Client Freeze / Corrupt Tags Cache / 'rm -rf ~/.moc/cache'

User tomaszg and I have put some time into investigating the supposed tags cache corruption problem for which the accepted wisdom has been to delete the MOC tags cache. It has actually turned out to be a problem with stale database locks left over after a previous server crash, and I have today committed a patch (r2492) which I believe fixes it.

The Symptoms

  1. The client freezes.
  2. The server continues playing but does not respond to commands.
  3. Neither the server nor the client can be shut down gracefully.

Verification

  1. The client's status message indicates a server communication is in progress, usually relating to tags or playlist.
  2. The command db_stat -h ~/.moc/cache shows the same WRITE lock being HELD and WAITed for on the same audio file.
  3. This does not change significantly after the server is terminated.
  4. When the server is terminated the client also terminates with a fatal error about being unable to receive a value from the server.
  5. Setting the 'TagsCacheSize' option very low significantly increases the frequency of the problem appearing.

The Cause

  1. At some point the server has died while holding a database lock.
  2. Eventually the server attempts to acquire the lock and waits forever.
  3. Because it's blocked on the lock it cannot service new requests.
  4. The client sends a request and waits forever for the response.

Recovery Action

  1. kill -9 $(cat ~/.moc/pid)
  2. db_recover -h ~/.moc/cache
  3. rm -f ~/.moc/cache/log.*
  4. mocp

(Note that step 2 will create a 10MB log file. Step 3 deletes it, but you will still need to have sufficient space in your filesystem.)

The Solution

MOC no longer uses files (~/.moc/cache/__db.*) to back the memory in which locks are held. So when the MOC server crashes, any locks it is holding disappear along with the process's memory.
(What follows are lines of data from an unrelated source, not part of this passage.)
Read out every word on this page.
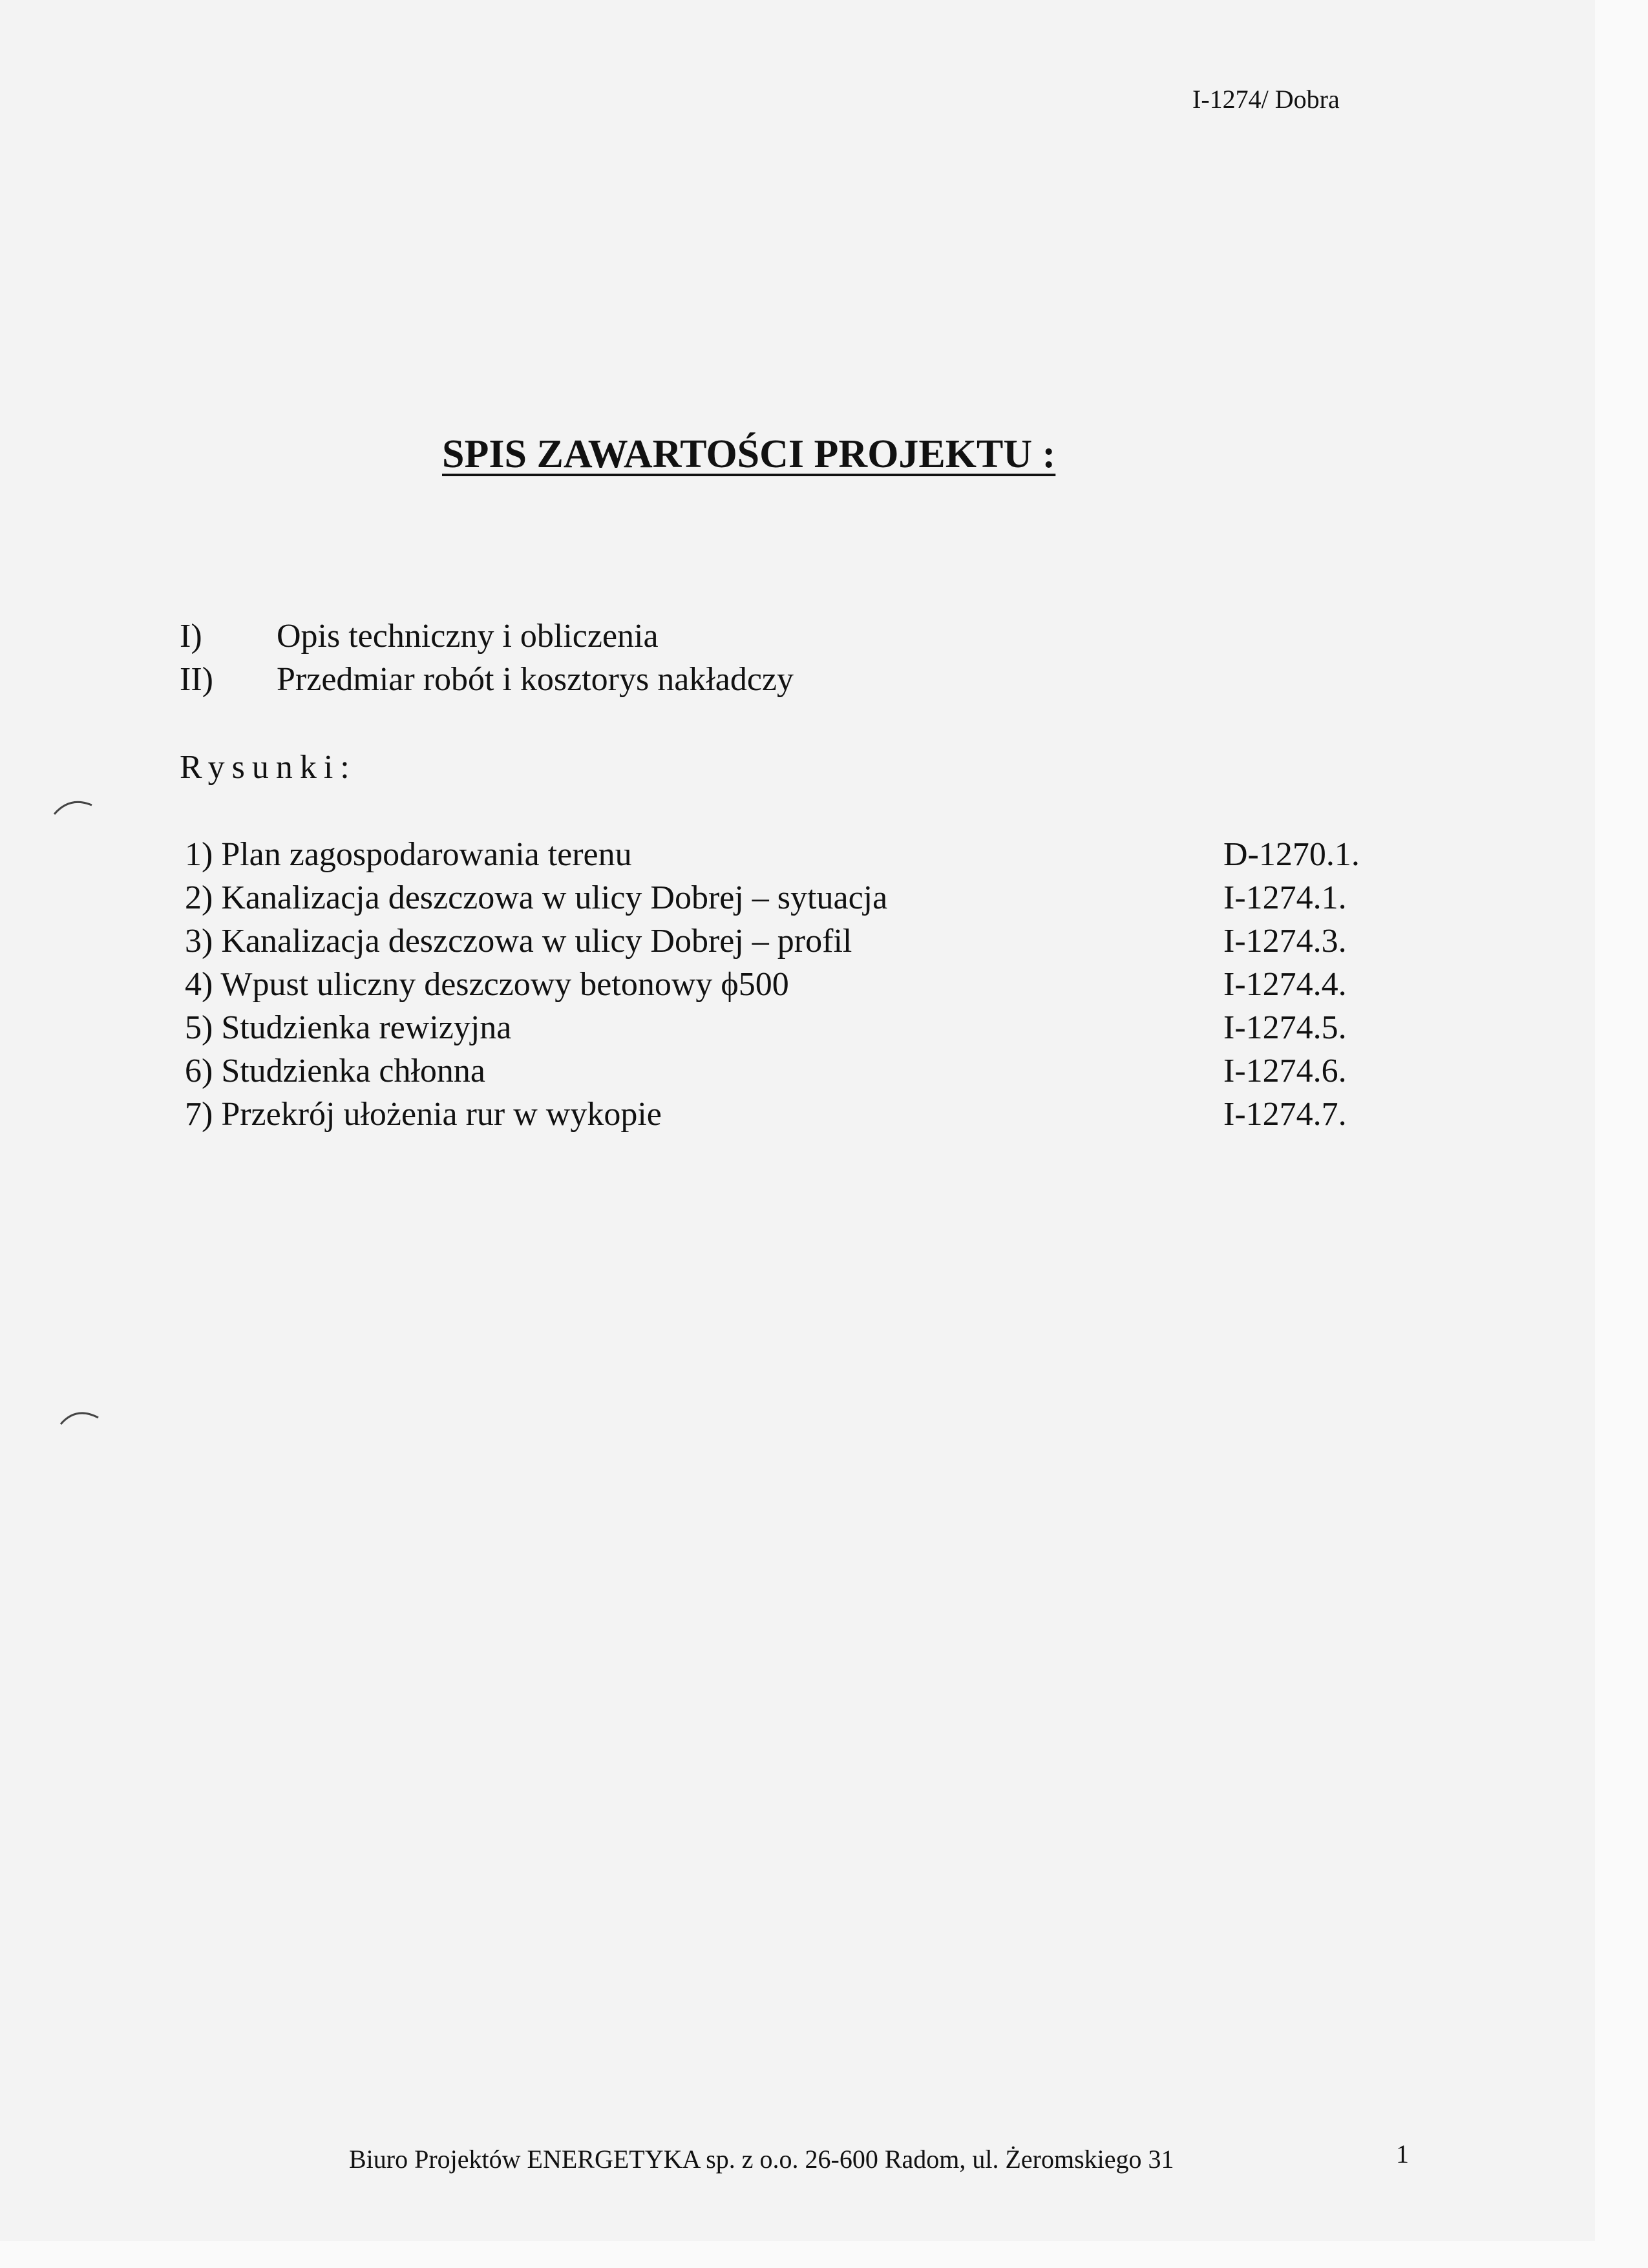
I-1274/ Dobra
SPIS ZAWARTOŚCI PROJEKTU :
I) Opis techniczny i obliczenia
II) Przedmiar robót i kosztorys nakładczy
Rysunki:
1) Plan zagospodarowania terenu	D-1270.1.
2) Kanalizacja deszczowa w ulicy Dobrej – sytuacja	I-1274.1.
3) Kanalizacja deszczowa w ulicy Dobrej – profil	I-1274.3.
4) Wpust uliczny deszczowy betonowy ϕ500	I-1274.4.
5) Studzienka rewizyjna	I-1274.5.
6) Studzienka chłonna	I-1274.6.
7) Przekrój ułożenia rur w wykopie	I-1274.7.
Biuro Projektów ENERGETYKA sp. z o.o. 26-600 Radom, ul. Żeromskiego 31	1
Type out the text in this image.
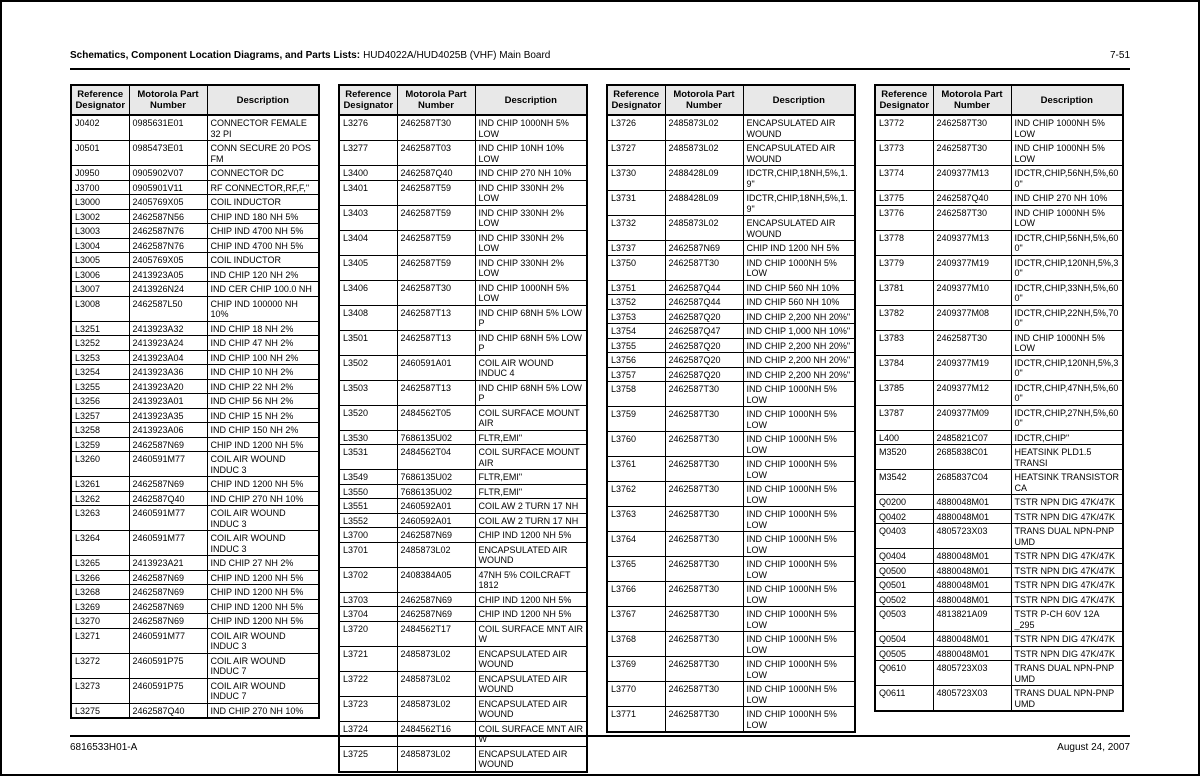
Schematics, Component Location Diagrams, and Parts Lists: HUD4022A/HUD4025B (VHF) Main Board	7-51
Reference Designator	Motorola Part Number	Description
J0402	0985631E01	CONNECTOR FEMALE 32 PI
J0501	0985473E01	CONN SECURE 20 POS FM
J0950	0905902V07	CONNECTOR DC
J3700	0905901V11	RF CONNECTOR,RF,F,"
L3000	2405769X05	COIL INDUCTOR
L3002	2462587N56	CHIP IND 180 NH 5%
L3003	2462587N76	CHIP IND 4700 NH 5%
L3004	2462587N76	CHIP IND 4700 NH 5%
L3005	2405769X05	COIL INDUCTOR
L3006	2413923A05	IND CHIP 120 NH 2%
L3007	2413926N24	IND CER CHIP 100.0 NH
L3008	2462587L50	CHIP IND 100000 NH 10%
L3251	2413923A32	IND CHIP 18 NH 2%
L3252	2413923A24	IND CHIP 47 NH 2%
L3253	2413923A04	IND CHIP 100 NH 2%
L3254	2413923A36	IND CHIP 10 NH 2%
L3255	2413923A20	IND CHIP 22 NH 2%
L3256	2413923A01	IND CHIP 56 NH 2%
L3257	2413923A35	IND CHIP 15 NH 2%
L3258	2413923A06	IND CHIP 150 NH 2%
L3259	2462587N69	CHIP IND 1200 NH 5%
L3260	2460591M77	COIL AIR WOUND INDUC 3
L3261	2462587N69	CHIP IND 1200 NH 5%
L3262	2462587Q40	IND CHIP 270 NH 10%
L3263	2460591M77	COIL AIR WOUND INDUC 3
L3264	2460591M77	COIL AIR WOUND INDUC 3
L3265	2413923A21	IND CHIP 27 NH 2%
L3266	2462587N69	CHIP IND 1200 NH 5%
L3268	2462587N69	CHIP IND 1200 NH 5%
L3269	2462587N69	CHIP IND 1200 NH 5%
L3270	2462587N69	CHIP IND 1200 NH 5%
L3271	2460591M77	COIL AIR WOUND INDUC 3
L3272	2460591P75	COIL AIR WOUND INDUC 7
L3273	2460591P75	COIL AIR WOUND INDUC 7
L3275	2462587Q40	IND CHIP 270 NH 10%
Reference Designator	Motorola Part Number	Description
L3276	2462587T30	IND CHIP 1000NH 5% LOW
L3277	2462587T03	IND CHIP 10NH 10% LOW
L3400	2462587Q40	IND CHIP 270 NH 10%
L3401	2462587T59	IND CHIP 330NH 2% LOW
L3403	2462587T59	IND CHIP 330NH 2% LOW
L3404	2462587T59	IND CHIP 330NH 2% LOW
L3405	2462587T59	IND CHIP 330NH 2% LOW
L3406	2462587T30	IND CHIP 1000NH 5% LOW
L3408	2462587T13	IND CHIP 68NH 5% LOW P
L3501	2462587T13	IND CHIP 68NH 5% LOW P
L3502	2460591A01	COIL AIR WOUND INDUC 4
L3503	2462587T13	IND CHIP 68NH 5% LOW P
L3520	2484562T05	COIL SURFACE MOUNT AIR
L3530	7686135U02	FLTR,EMI"
L3531	2484562T04	COIL SURFACE MOUNT AIR
L3549	7686135U02	FLTR,EMI"
L3550	7686135U02	FLTR,EMI"
L3551	2460592A01	COIL AW 2 TURN 17 NH
L3552	2460592A01	COIL AW 2 TURN 17 NH
L3700	2462587N69	CHIP IND 1200 NH 5%
L3701	2485873L02	ENCAPSULATED AIR WOUND
L3702	2408384A05	47NH 5% COILCRAFT 1812
L3703	2462587N69	CHIP IND 1200 NH 5%
L3704	2462587N69	CHIP IND 1200 NH 5%
L3720	2484562T17	COIL SURFACE MNT AIR W
L3721	2485873L02	ENCAPSULATED AIR WOUND
L3722	2485873L02	ENCAPSULATED AIR WOUND
L3723	2485873L02	ENCAPSULATED AIR WOUND
L3724	2484562T16	COIL SURFACE MNT AIR W
L3725	2485873L02	ENCAPSULATED AIR WOUND
Reference Designator	Motorola Part Number	Description
L3726	2485873L02	ENCAPSULATED AIR WOUND
L3727	2485873L02	ENCAPSULATED AIR WOUND
L3730	2488428L09	IDCTR,CHIP,18NH,5%,1.9"
L3731	2488428L09	IDCTR,CHIP,18NH,5%,1.9"
L3732	2485873L02	ENCAPSULATED AIR WOUND
L3737	2462587N69	CHIP IND 1200 NH 5%
L3750	2462587T30	IND CHIP 1000NH 5% LOW
L3751	2462587Q44	IND CHIP 560 NH 10%
L3752	2462587Q44	IND CHIP 560 NH 10%
L3753	2462587Q20	IND CHIP 2,200 NH 20%"
L3754	2462587Q47	IND CHIP 1,000 NH 10%"
L3755	2462587Q20	IND CHIP 2,200 NH 20%"
L3756	2462587Q20	IND CHIP 2,200 NH 20%"
L3757	2462587Q20	IND CHIP 2,200 NH 20%"
L3758	2462587T30	IND CHIP 1000NH 5% LOW
L3759	2462587T30	IND CHIP 1000NH 5% LOW
L3760	2462587T30	IND CHIP 1000NH 5% LOW
L3761	2462587T30	IND CHIP 1000NH 5% LOW
L3762	2462587T30	IND CHIP 1000NH 5% LOW
L3763	2462587T30	IND CHIP 1000NH 5% LOW
L3764	2462587T30	IND CHIP 1000NH 5% LOW
L3765	2462587T30	IND CHIP 1000NH 5% LOW
L3766	2462587T30	IND CHIP 1000NH 5% LOW
L3767	2462587T30	IND CHIP 1000NH 5% LOW
L3768	2462587T30	IND CHIP 1000NH 5% LOW
L3769	2462587T30	IND CHIP 1000NH 5% LOW
L3770	2462587T30	IND CHIP 1000NH 5% LOW
L3771	2462587T30	IND CHIP 1000NH 5% LOW
Reference Designator	Motorola Part Number	Description
L3772	2462587T30	IND CHIP 1000NH 5% LOW
L3773	2462587T30	IND CHIP 1000NH 5% LOW
L3774	2409377M13	IDCTR,CHIP,56NH,5%,600"
L3775	2462587Q40	IND CHIP 270 NH 10%
L3776	2462587T30	IND CHIP 1000NH 5% LOW
L3778	2409377M13	IDCTR,CHIP,56NH,5%,600"
L3779	2409377M19	IDCTR,CHIP,120NH,5%,30"
L3781	2409377M10	IDCTR,CHIP,33NH,5%,600"
L3782	2409377M08	IDCTR,CHIP,22NH,5%,700"
L3783	2462587T30	IND CHIP 1000NH 5% LOW
L3784	2409377M19	IDCTR,CHIP,120NH,5%,30"
L3785	2409377M12	IDCTR,CHIP,47NH,5%,600"
L3787	2409377M09	IDCTR,CHIP,27NH,5%,600"
L400	2485821C07	IDCTR,CHIP"
M3520	2685838C01	HEATSINK PLD1.5 TRANSI
M3542	2685837C04	HEATSINK TRANSISTOR CA
Q0200	4880048M01	TSTR NPN DIG 47K/47K
Q0402	4880048M01	TSTR NPN DIG 47K/47K
Q0403	4805723X03	TRANS DUAL NPN-PNP UMD
Q0404	4880048M01	TSTR NPN DIG 47K/47K
Q0500	4880048M01	TSTR NPN DIG 47K/47K
Q0501	4880048M01	TSTR NPN DIG 47K/47K
Q0502	4880048M01	TSTR NPN DIG 47K/47K
Q0503	4813821A09	TSTR P-CH 60V 12A _295
Q0504	4880048M01	TSTR NPN DIG 47K/47K
Q0505	4880048M01	TSTR NPN DIG 47K/47K
Q0610	4805723X03	TRANS DUAL NPN-PNP UMD
Q0611	4805723X03	TRANS DUAL NPN-PNP UMD
6816533H01-A	August 24, 2007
This works because MOC uses single-process (though multi-threaded) access to the database holding the tags cache and it appears that losing the file-backed memory does not endanger the database's structural integrity.

Also See

node/825 (this is a textbook example of this problem)
node/599 (here the segfault is the triggering event)

One Year On...

It seems my belief in the patch (r2492) has been validated. In the year since it was committed there has not been a single reported occurrence of the "Corrupt Tags Cache" problem, so I think we can say it's now well and truely behind us.